L’Etat du Niger doit assurer le règlement des dommages conformément à sa législation interne et à ses obligations juridiques internationales.

ActuNiger : Est-ce que l’Etat du Niger s’est acquitté de ses obligations pécuniaires ? En d’autres termes est-ce qu’il a pu verser les dommages intérêts à la famille Baré ?

Des actes administratifs allant dans ce sens ont été faits par les services compétents, mais concrètement rien n’a été versé à la famille Baré à ce jour contrairement à ce que nous l’avons souvent entendu. Je vous informe que le volet indemnisation du dossier n’a pas encore quitté le Ministère de Finances.

ActuNiger : Au terme de la décision rendue par la Cour de justice de la-CEDEAO, qui sont les bénéficiaires désignés des dommages et intérêts ?

Le droit à réparation de la victime est prévu à l’article 2 du Code de procédure pénale du Niger qui dispose que« L’action civile en réparation du dommage causé par un crime, un délit ou une contravention appartient à tous ceux qui ont personnellement souffert du dommage directement causé par l’infraction ».

ActuNiger : Au cas où l’Etat du Niger refuse de s’exécuter y’a-t-il des conséquences ou des sanctions ?

Nous ne pensons pas qu’on en arrivera là. En effet, le secrétaire Général du Gouvernement a déjà signé une correspondance depuis le 19 novembre 2015 soit 10 jours seulement après l’introduction de notre demande, dans laquelle il rappelle au Ministre de l’Economie et des Finances « Les décisions de la Cour de justice de la CEDEAO s’imposent à tous les Etats membres » et il invite ce Ministre à bien vouloir autoriser le mandatement au profit des AD Ibrahim BARE MAINASSARA. Mais sachez qu’en vertu de l’article 6 du Protocole additionnel de 2005 précité

• 1. Les Arrêts de la Cour qui comportent à la charge des personnes ou des Etats une obligation pécuniaire constituent un titre exécutoire.
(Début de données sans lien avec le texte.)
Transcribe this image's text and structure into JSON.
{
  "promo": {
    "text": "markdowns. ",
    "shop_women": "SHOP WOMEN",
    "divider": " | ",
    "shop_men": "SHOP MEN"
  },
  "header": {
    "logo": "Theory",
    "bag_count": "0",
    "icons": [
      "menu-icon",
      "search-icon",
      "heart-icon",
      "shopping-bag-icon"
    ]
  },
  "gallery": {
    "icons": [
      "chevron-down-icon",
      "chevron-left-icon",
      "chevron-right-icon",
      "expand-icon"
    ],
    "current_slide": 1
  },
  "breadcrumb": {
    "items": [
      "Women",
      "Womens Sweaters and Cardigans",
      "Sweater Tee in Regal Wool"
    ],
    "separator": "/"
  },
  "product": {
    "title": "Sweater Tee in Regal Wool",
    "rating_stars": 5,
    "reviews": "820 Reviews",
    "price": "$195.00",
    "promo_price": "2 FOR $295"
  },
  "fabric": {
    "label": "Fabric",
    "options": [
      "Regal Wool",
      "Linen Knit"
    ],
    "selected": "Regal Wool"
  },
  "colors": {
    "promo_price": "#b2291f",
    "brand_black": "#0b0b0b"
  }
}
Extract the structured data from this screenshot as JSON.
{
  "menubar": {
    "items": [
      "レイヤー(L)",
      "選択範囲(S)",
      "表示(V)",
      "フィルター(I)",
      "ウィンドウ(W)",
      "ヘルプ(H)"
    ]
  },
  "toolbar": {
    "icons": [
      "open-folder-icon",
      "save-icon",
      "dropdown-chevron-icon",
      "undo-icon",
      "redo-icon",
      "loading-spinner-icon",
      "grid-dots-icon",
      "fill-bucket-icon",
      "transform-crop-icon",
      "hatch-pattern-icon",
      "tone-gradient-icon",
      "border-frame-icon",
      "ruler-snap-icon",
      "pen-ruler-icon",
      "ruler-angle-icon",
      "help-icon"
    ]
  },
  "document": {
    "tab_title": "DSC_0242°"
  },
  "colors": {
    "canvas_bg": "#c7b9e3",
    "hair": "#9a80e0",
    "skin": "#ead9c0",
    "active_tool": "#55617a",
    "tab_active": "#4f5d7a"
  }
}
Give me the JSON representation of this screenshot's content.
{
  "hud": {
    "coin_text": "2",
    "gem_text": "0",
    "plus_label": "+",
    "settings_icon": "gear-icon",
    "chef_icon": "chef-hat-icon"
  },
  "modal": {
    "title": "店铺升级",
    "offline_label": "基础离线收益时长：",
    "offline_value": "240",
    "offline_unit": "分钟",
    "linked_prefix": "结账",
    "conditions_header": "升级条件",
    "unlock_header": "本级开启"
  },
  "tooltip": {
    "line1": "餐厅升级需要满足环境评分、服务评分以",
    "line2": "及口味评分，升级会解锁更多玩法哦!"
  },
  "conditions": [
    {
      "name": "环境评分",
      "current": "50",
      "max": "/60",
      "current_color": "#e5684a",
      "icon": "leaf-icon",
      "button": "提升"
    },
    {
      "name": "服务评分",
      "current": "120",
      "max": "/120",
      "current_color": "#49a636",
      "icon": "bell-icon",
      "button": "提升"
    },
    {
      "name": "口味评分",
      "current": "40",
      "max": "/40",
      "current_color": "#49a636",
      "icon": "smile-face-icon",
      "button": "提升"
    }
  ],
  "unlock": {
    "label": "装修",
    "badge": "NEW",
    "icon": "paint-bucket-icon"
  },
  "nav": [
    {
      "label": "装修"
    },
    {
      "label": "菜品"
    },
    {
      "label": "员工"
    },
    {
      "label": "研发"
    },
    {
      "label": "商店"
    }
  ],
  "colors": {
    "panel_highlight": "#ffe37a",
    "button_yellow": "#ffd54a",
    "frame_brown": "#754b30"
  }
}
• 2. L’exécution forcée, qui sera soumise par le Greffier du Tribunal de l’Etat membre concerné, est régie par les règles de procédure civile en vigueur dans ledit Etat membre.

ActuNiger : Quelles sont ces sanctions en cas de refus d’exécution de la condamnation ?

Suivant l’article 15 du Traité révisé de la CEDEAO « Les arrêts de la Cour de Justice ont force obligatoire à l’égard des Etats Membres, des Institutions de la Communauté, et des personnes physiques et morales. »L’Etat encours les sanctions prévues à l’article 77 du Traité révisé de la CEDEAO qui vont de l’octroi ou la suspension des décaissements des prêts, la suspension du droit de vote et au rejet de la candidature aux postes statutaires et professionnels au sein de la communauté et enfin à la suspension pure et simple aux activités de la communauté.

ActuNiger : L’Etat du Niger a-t-il été condamné par le passé par la Cour?

L’Etat a été condamné plusieurs fois par le passé notamment dans l’affaire Dame Hadjia Mani Koraou en 2008.

ActuNiger : Avait-il exécuté la sentence de la Cour pour ces condamnations ?

Oui, il avait exécuté les sentences de la Cour.

ActuNiger : Le mot de la fin ?

Vous me donnez là l’occasion de remercier très sincèrement au nom de la Famille Baré l’ensemble des forces vives de la nation.